What would you do if you got snubbed? I have developed a thicker skin or should I say thicker epidermis and yes, every time I see the same people who snub me, I avoid them like the plague. I’ve tried breaking the ice before with someone who only spoke to me once and I knew that over her dead body, she’d ever initiate the conversation with me. You think that did the trick? Of course not, I saw her again after I’d broken the ice and she didn’t even acknowledge my presence the next time she saw me. There’re lots of people with the Snow Queen attitude out there and even our insufferable humid climate does nothing to thaw them. Even the Countess Dowager of Grantham would seem friendly compared to most people I have encountered in the past 3 years.

 

8 COMMENTS

  1. OMG I know that feeling!! I really don’t understand why that some of the people can ignore my Hi and my wave. There are so many chances for us to meet in different occasions and these Snow Queen and Snow King can treat me as thin air. I don’t understand their behavior and I always tell myself that they are shy to talk to me. And yes, pretending to be busy with their smartphones is the most convenient tricks for them. Well I don’t get upset or unhappy with their attitudes since life is so short and I won’t waste time on them. Anyway, I will still say Hello and try to talk to them, that’s my own manner and social ethics.

    • Oh thank God someone knows what it’s like. I was beginning to think I was the only one who gets snubbed like there’s no tomorrow. Some people, I tell you, you can feel the iciness in the room when they enter and even though it’s hot, I can suddenly feel my body temperature drop. If looks could kill, I would have been 6 feet under many times over. Even my school didn’t have so many mean girls. By comparison, celebs are more approachable & less likely to snub unimportant me.

    • Yes indeed!! I have no idea why some people can talk to me very friendly in email but he/she turns into an icy person when we get to meet up in person. This is really weird and I totally cannot understand it. They just don’t bother to talk to you or answer to your questions! As you said, this has developed more thickness on my skin haha. I even googled on this weird behavior and it was explained as “Social disorder”, “incapable to communicate” and “lack of confident”.

    • Wah lau! You even googled this behavior? You are more “terror” than me because I just make a quick exit or hide behind pillars, that’s my m.o. Oooops! The cat is now out of the bag. It’s very funny how some people avoid looking at you, so many tactics I have learned from them. I don’t know if this is a Malaysian phenomenon. It’s very common at every event. Just observe where people sit, where their eyes look (or not if they just look at their phones). A book would be useful if you want to avoid looking around since you’ll be too “engrossed” in it. Ooooo! I had better not let out too many secrets huh? Luckily we are mentally strong otherwise we’d be mentally scarred and have to talk to psychiatrists about people ignoring us. I need a stiff drink when I see some sourpusses’ faces.

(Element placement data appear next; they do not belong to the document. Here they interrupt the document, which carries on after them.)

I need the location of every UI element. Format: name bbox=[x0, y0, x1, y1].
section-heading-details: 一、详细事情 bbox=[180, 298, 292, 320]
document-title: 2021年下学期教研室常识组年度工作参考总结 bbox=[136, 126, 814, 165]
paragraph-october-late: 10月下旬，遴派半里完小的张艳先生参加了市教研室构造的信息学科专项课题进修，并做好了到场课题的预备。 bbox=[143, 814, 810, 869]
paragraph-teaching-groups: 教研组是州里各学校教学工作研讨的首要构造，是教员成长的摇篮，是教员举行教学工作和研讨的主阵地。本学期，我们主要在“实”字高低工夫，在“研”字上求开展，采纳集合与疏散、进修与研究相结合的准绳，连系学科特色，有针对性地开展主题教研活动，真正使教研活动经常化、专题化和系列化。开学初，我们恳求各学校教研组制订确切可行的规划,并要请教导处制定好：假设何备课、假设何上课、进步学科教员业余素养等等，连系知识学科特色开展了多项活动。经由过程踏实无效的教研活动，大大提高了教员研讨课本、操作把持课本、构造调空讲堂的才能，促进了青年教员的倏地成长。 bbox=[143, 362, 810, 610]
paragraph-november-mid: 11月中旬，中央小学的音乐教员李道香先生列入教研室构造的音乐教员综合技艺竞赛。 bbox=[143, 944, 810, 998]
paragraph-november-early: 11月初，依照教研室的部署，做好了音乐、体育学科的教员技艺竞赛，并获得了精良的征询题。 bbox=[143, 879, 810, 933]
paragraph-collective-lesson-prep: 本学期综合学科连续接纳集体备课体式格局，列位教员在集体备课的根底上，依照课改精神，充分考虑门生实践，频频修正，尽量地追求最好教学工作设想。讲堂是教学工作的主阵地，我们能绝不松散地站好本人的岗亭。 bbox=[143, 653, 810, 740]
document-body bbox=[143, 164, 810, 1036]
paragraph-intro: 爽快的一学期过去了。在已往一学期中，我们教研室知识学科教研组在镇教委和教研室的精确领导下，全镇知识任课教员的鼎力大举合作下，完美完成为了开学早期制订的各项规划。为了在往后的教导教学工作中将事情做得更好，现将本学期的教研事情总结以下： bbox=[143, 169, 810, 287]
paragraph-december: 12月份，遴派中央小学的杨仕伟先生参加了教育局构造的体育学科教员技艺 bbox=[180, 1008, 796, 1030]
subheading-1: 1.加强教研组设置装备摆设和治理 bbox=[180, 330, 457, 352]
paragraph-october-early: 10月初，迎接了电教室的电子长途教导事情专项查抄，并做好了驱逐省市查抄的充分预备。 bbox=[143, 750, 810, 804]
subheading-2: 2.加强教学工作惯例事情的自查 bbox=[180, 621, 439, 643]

    • Because I really don’t understand why are these people acting in this weird way! And Google always have the answer for everything on this Earth. Yes I agree with you! They really have so many different tactics and patterns to keep themselves busy and smartphones and brochures are their best tools haha! We can do a small research on their psychology now hehe~

    • I couldn’t agree with you more. When in doubt, consult Google, it has the answer to everything. It’s always an “ouch” moment when you wave to someone & they look beyond you vacantly (I wish I was that expert) and worse, about to say “hi” to someone who spun round 90 degrees to look at you, stop with her foot in mid-air and then guess what, carry on walking! If that isn’t a snub, then I am Big Bird. It’s like a loss of face if they initiate conversation with you first. No one wants to lose out so you know what. If I can’t beat the crowd, I join them.

    • I absolutely know those situations! Yes sometimes it happens so often (Almost all the time in my hostel and faculty! I used to think that engineers are all cold-blooded haha) that I almost want to join the crowd and become a Snow Princess as well. Yet, I still take the initiative to greet and talk since I think this is the right thing to do.